Jeżeli czytaliście moją recenzję pierwszego tomu, to zapewne pamiętacie, że Savage przechodziła powolną przemianę osobowości. Obudziła się jako dziecko zamknięte w dorosłym ciele, lecz z każdym kolejnym działaniem zaczynała się zmieniać w silną i wybuchową przywódczynię. W Rozpalonych raz na zawsze pożegnała się z dziecięcą naturą, jednakże musiała stoczyć walkę sama ze sobą, kiedy ognisty temperament próbował przejmować nad nią kontrolę. Jako głowa ludu nie mogła sobie pozwolić na pochopne decyzje, a właśnie ta część jej mogła to uniemożliwić, a tym samym ułatwić zadanie zdrajcy czyhającemu na każdy zły ruch Savage. Cały czas kibicowałam Em w walce o bycie lepszą wersją samej siebie, bo niekiedy naprawdę zaskakiwała mnie swoimi wyskokami, i to nie tylko pozytywnie. Czasami miałam ochotę wziąć jej włócznię i pacnąć ją w łepetynę tak mocno, aż się opamięta. Na szczęście byli tam tacy, którzy pokazywali przywódczyni, iż przekracza granice rozsądku, tylko czy zawsze ich słuchała? Domyślcie się już sami.

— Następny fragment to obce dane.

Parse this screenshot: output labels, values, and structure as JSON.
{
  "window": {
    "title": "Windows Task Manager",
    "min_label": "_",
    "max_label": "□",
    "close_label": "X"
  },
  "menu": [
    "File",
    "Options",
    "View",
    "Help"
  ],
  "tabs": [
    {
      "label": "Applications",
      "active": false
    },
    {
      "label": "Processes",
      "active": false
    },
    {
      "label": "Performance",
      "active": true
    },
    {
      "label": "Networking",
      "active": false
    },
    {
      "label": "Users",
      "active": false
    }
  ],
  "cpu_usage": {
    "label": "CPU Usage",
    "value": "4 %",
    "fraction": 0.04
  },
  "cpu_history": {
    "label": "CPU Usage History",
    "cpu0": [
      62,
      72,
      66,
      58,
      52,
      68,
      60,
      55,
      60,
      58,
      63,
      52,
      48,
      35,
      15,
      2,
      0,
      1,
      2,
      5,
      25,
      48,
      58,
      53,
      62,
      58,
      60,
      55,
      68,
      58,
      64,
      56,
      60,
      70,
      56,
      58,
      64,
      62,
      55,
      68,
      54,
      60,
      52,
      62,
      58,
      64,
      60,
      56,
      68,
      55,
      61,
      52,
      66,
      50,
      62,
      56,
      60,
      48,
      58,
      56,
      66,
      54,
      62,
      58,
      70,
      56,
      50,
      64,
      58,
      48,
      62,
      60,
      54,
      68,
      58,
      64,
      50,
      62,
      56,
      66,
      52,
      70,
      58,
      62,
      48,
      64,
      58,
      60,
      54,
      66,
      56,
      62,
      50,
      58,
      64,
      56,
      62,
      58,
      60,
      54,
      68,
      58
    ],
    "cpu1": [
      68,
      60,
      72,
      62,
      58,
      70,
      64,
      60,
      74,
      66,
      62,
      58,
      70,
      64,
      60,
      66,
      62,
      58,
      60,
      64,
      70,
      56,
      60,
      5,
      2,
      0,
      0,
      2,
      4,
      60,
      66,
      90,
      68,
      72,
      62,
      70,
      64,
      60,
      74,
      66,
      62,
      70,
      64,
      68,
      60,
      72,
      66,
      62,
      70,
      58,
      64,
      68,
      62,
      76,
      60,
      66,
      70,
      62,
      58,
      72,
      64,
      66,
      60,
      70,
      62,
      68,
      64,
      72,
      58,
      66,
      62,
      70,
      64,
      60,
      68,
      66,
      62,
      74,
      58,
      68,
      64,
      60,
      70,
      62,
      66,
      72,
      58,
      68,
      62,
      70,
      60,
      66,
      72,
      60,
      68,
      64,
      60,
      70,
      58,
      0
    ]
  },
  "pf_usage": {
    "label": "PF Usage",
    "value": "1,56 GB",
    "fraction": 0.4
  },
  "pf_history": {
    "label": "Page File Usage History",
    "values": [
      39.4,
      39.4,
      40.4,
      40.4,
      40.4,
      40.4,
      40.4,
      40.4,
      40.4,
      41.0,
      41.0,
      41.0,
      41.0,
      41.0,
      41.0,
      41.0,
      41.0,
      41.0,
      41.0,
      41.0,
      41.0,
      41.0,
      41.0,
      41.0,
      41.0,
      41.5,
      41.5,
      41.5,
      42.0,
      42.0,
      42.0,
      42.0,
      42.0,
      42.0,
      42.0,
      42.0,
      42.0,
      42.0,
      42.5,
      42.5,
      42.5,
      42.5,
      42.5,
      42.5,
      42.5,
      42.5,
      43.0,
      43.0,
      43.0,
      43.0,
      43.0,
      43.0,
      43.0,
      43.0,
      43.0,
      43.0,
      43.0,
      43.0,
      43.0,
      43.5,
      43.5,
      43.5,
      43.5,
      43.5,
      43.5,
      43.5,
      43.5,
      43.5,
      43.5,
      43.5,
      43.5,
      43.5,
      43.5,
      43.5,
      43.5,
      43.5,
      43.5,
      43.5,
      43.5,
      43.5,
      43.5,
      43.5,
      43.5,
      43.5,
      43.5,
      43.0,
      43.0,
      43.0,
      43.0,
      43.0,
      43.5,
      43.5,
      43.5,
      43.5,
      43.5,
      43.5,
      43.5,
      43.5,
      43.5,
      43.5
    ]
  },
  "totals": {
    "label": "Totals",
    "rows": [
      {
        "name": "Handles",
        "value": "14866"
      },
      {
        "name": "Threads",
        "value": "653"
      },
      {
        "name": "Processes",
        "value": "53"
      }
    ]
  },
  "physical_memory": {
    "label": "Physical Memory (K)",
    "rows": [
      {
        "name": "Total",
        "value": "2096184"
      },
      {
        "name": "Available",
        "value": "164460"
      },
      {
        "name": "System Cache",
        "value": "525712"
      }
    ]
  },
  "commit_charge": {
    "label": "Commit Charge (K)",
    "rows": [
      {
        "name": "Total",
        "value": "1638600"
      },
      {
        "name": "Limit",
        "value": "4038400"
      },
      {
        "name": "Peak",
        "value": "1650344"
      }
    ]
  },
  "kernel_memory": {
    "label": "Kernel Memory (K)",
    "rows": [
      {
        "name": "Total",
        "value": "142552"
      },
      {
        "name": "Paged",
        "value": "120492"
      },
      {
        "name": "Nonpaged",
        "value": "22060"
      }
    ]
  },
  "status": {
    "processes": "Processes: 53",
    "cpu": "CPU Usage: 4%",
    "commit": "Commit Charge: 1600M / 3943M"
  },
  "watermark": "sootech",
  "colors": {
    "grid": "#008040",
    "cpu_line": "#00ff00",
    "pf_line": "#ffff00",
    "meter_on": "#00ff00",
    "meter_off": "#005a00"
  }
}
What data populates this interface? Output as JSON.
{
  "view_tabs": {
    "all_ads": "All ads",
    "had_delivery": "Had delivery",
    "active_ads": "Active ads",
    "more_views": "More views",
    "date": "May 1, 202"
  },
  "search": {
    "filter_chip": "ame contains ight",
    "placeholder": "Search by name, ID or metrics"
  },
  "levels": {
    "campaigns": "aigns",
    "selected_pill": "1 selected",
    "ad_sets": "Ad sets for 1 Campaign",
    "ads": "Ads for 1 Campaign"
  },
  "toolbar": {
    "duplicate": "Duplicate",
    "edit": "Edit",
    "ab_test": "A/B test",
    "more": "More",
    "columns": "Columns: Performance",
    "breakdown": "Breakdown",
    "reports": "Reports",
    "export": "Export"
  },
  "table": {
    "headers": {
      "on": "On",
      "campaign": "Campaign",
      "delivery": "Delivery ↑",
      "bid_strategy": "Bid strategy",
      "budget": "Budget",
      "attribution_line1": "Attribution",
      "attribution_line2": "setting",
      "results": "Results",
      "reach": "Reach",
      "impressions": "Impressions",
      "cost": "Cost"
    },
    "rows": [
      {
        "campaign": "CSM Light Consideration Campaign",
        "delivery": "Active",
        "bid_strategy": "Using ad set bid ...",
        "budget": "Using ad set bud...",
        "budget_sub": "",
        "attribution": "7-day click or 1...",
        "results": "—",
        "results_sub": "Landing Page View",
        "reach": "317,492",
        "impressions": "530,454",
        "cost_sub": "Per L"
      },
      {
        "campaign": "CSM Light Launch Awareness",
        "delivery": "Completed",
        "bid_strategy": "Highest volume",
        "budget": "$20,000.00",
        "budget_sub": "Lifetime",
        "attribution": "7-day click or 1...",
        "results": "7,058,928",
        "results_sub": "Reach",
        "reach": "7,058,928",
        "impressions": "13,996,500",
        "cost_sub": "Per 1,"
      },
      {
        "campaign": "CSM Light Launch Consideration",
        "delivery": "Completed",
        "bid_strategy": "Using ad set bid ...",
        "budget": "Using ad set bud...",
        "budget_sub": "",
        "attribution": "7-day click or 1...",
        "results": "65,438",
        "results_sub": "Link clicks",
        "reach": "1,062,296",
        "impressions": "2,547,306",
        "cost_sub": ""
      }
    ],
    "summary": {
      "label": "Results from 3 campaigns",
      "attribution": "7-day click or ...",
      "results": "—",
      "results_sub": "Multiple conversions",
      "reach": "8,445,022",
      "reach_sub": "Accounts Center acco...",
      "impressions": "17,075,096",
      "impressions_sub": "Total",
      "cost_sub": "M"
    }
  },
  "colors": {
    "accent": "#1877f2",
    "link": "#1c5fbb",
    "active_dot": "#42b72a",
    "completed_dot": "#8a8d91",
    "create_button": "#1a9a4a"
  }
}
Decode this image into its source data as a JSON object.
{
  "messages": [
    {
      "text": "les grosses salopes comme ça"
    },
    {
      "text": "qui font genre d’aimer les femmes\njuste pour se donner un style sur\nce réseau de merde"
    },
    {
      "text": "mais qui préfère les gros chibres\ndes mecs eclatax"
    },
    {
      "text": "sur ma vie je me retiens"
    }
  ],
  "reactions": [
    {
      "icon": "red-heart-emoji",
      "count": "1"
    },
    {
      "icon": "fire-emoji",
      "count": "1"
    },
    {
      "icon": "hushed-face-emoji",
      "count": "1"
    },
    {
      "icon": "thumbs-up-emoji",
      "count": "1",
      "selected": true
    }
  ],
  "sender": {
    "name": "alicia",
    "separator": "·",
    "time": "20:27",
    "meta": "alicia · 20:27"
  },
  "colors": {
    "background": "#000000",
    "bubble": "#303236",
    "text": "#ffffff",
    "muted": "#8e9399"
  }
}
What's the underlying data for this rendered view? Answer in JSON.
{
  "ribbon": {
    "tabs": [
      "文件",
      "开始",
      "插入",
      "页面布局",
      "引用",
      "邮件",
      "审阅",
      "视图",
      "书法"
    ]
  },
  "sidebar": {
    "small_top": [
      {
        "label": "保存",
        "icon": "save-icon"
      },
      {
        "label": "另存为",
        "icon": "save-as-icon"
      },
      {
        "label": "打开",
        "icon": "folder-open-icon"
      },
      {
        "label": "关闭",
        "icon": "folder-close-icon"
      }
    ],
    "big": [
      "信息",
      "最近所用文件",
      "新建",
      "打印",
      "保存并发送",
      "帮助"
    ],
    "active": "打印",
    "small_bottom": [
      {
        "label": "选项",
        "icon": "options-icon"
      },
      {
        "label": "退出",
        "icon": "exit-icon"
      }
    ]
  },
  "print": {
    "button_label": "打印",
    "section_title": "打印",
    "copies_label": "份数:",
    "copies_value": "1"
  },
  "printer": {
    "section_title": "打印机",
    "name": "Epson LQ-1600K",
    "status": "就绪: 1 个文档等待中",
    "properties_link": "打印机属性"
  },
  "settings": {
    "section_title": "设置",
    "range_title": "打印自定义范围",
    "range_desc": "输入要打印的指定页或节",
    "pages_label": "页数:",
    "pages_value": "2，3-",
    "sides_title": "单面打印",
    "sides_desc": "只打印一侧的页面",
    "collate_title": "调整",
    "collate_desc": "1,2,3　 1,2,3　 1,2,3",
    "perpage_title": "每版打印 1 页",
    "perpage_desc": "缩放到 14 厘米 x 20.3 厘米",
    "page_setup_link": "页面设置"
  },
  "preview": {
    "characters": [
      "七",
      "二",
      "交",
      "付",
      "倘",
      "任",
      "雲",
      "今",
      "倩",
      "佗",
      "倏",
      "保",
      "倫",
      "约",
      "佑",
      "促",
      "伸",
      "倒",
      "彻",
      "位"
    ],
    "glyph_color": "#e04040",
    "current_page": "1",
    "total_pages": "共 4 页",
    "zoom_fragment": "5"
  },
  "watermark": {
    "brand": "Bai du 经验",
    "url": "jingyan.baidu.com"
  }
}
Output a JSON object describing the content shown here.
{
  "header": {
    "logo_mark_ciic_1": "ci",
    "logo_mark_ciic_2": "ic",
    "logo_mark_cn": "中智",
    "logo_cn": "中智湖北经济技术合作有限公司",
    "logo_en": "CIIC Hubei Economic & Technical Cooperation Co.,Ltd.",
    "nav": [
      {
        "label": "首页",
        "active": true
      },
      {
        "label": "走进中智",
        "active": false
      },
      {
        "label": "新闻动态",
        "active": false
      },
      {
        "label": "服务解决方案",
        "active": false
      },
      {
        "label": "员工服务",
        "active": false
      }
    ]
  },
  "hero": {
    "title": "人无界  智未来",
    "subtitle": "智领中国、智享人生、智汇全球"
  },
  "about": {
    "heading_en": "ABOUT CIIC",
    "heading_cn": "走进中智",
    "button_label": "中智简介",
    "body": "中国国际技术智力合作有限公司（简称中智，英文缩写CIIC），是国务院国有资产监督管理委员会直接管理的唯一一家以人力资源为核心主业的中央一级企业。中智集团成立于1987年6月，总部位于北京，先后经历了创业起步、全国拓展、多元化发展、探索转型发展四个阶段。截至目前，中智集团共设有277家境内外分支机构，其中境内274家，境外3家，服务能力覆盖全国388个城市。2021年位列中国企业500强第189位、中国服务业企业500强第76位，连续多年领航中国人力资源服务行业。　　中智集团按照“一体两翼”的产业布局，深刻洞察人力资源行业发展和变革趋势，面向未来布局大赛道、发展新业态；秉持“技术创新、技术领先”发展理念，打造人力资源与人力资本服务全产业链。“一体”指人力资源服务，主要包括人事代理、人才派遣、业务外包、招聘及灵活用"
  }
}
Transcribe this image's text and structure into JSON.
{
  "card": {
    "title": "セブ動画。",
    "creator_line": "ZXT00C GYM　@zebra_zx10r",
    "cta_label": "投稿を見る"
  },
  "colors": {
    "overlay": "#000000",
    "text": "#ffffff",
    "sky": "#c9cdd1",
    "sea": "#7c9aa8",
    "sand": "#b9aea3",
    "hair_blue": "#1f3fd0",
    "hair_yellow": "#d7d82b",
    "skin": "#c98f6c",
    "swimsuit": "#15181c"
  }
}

Nie tylko Savage przeszła ogromną metamorfozę. Wielu istotnych bohaterów również postanowiło zawalczyć o samych siebie. Oczywiście nie każdy z nich przechodził ją pomyślnie, przez co nieraz grał mi nerwach, jednakże zdarzały się jednostki automatycznie kupujące moje serce, przez co nawet wtedy, gdy robili coś źle, nie umiałam się na nich gniewać. Przypuszczam, że było to również spowodowane tym, że poznałam te postaci znacznie lepiej, co zmieniło moją ocenę o nich. To nie zmienia faktu, iż na niektórych dzieciakach ogromnie się zawiodłam. W sumie zadziałała tutaj dziwna magia, bo zaczęłam się wkurzać na ukochanych bohaterów, a rozpływałam się nad tymi, które kiedyś mi podpadły. Czy to źle?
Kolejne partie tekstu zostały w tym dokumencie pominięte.